6. Click on "Preview", "Apply" and "OK"

7. Create a new txt file in C:\BGInfo with the name bginfo.txt and enter the following lines:

@echo off 
cd 
CALL “C:\BGInfo\Bginfo64.exe” “C:\BGInfo\bginfo.bgi” /timer:0 /nolicprompt

8. Click on "File" --> Save as --> Select "All Files" and save the file as bginfo.bat in C:\BGInfo\

9. Open explorer, click on "View" and select "Hidden items"

10. Copy the bginfo.bat file and browse to C:\ProgramData\Microsoft\Windows\Start Menu\Programs\Startup\ and paste the bginfo.bat file

VMware tools

Vmware tools is required to automatically adapt the size to the monitor and for copy & pasting etc.

  1. Right click the Virtual machine and select "Install VMWare tools".

2. A DVD Drive should show up, click on it and run setup64.exe.

3. Click next till you can click Install.

Desktop cleanup

Will reset after cloning a VM, so needs to be redone for each user/vm.
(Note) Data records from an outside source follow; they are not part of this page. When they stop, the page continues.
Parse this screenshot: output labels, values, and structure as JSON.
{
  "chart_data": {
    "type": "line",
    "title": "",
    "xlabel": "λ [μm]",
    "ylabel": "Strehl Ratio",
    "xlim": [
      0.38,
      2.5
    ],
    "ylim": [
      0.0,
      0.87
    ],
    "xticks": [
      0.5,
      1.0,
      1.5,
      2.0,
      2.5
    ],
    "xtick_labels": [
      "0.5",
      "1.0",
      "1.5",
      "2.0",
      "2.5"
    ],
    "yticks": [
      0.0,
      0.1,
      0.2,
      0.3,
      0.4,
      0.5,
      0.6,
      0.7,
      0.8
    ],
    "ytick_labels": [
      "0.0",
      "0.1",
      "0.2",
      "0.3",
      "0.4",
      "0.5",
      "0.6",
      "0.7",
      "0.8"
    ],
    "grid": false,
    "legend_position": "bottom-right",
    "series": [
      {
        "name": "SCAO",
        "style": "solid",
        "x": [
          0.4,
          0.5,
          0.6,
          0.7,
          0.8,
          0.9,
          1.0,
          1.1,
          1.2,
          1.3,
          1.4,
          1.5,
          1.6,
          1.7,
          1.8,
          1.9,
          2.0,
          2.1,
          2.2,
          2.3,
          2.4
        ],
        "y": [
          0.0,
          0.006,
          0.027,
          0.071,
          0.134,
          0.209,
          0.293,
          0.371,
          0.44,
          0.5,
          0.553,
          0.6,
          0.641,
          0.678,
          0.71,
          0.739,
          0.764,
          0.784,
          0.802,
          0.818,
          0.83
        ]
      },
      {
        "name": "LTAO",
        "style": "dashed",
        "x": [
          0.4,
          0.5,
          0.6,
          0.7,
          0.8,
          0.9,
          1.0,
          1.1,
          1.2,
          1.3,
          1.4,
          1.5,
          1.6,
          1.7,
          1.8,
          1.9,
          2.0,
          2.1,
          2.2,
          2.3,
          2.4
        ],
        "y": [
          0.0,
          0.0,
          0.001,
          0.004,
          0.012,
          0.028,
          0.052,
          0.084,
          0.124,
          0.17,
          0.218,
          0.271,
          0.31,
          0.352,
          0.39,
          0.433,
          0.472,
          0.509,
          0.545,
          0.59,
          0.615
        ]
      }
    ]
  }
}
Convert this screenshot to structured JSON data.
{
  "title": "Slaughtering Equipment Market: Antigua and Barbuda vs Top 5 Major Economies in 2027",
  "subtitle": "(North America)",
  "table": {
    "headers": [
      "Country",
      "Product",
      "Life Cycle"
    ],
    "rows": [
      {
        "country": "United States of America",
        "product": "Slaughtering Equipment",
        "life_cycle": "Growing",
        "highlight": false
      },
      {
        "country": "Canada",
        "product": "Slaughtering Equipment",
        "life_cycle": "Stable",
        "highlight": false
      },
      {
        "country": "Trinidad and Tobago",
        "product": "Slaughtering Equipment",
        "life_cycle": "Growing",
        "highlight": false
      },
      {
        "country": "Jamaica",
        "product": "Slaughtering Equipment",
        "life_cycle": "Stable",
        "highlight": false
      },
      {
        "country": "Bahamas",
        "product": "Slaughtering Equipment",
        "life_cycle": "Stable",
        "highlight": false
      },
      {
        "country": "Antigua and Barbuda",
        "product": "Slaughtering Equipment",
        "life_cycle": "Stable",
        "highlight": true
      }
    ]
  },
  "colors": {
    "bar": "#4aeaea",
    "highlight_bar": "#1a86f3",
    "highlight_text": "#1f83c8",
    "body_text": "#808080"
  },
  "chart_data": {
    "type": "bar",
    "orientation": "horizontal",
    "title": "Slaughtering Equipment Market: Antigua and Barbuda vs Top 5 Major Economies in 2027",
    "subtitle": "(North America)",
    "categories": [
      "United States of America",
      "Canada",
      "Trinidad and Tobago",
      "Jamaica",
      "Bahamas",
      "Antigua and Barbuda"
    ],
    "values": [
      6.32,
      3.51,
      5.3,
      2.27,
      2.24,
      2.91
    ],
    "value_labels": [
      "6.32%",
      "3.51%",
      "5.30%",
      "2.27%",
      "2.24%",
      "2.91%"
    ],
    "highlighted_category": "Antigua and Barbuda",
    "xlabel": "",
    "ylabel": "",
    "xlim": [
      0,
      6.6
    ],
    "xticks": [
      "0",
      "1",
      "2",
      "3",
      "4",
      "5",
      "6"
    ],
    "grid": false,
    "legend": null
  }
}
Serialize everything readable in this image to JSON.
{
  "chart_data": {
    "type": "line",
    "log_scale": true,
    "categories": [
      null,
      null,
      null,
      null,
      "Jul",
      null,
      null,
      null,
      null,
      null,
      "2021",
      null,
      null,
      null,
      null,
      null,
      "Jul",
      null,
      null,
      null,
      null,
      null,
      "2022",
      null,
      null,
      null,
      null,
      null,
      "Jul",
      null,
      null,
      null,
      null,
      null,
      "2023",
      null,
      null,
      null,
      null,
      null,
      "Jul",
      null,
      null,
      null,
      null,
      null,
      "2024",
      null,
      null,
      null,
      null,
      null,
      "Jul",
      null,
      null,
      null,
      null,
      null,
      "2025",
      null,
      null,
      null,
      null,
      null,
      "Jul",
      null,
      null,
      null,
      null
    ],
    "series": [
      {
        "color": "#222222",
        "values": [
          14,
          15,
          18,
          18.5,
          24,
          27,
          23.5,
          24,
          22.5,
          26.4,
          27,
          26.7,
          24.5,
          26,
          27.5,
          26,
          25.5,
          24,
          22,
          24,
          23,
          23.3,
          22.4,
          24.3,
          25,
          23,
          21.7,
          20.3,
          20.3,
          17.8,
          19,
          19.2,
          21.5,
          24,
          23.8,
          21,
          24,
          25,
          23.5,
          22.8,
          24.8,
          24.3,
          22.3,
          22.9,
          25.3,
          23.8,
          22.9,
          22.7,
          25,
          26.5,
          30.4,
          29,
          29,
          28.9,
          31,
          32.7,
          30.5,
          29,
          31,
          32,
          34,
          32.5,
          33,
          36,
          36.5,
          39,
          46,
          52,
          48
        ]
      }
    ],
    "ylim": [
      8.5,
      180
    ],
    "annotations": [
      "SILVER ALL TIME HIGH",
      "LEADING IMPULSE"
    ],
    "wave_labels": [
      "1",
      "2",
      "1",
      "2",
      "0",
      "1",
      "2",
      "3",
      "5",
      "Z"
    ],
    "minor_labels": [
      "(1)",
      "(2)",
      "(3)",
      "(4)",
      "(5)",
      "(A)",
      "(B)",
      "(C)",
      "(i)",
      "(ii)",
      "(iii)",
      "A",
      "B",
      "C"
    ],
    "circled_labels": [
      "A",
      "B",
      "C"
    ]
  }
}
  1. Right click the Taskbar and deselect "Show Task View button"

  2. Right click the Taskbar --> Search and click "Hidden"

  3. Right click the Taskbar and deselect "Show Cortana button"

  4. Right click the Taskbar --> News and interest and select "Turn off"

  5. Right click the Windows Store button and select "Unpin from taskbar"

  6. Right Click the Mail button and select "Unpin from taskbar"

Notepadd++

  1. Download Notepad++, run the installer and click next next next.